The stay at Professor Soffietti’s Department allowed me to learn about the principles of operation of the Neuro-oncology Clinic, a unit that does not exist in Poland at the moment. Although patients with brain cancer in our country are treated by oncologists, there is no centre that will provide them with comprehensive assistance. I attended this fellowship with the hope of getting to know such a place and I think that the plan has been realised. The enormous commitment and willingness to help both patients and myself, presented by the staff of the ward, made a huge impression on me.

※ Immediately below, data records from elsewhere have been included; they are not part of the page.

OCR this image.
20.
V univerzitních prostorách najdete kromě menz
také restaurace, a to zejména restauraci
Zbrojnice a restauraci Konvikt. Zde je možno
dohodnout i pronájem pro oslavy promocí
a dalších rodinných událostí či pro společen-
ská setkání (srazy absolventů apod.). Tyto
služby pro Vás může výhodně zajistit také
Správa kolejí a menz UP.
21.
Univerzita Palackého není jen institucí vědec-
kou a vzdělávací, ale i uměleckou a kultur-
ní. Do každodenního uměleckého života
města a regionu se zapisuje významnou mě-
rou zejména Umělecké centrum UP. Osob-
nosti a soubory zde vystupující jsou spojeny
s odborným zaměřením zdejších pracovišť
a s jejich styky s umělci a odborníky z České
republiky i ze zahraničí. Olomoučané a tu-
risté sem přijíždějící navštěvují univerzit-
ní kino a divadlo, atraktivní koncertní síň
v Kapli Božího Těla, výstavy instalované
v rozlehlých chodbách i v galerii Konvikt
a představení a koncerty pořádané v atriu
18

Thanks to this training, I also established contact with these outstanding specialists, which gives the possibility of cooperation to help Polish patients.
I should especially mention Allessia Pellerino M.D. who devoted a lot of time to me and passed on a lot of knowledge.
The only thing I regret was that the stay was so short that I could not get to know the topic better.
Referring to the non-medical aspects of the fellowship, I am happy to add that the grant fully covered the costs of accommodation and meals during the training.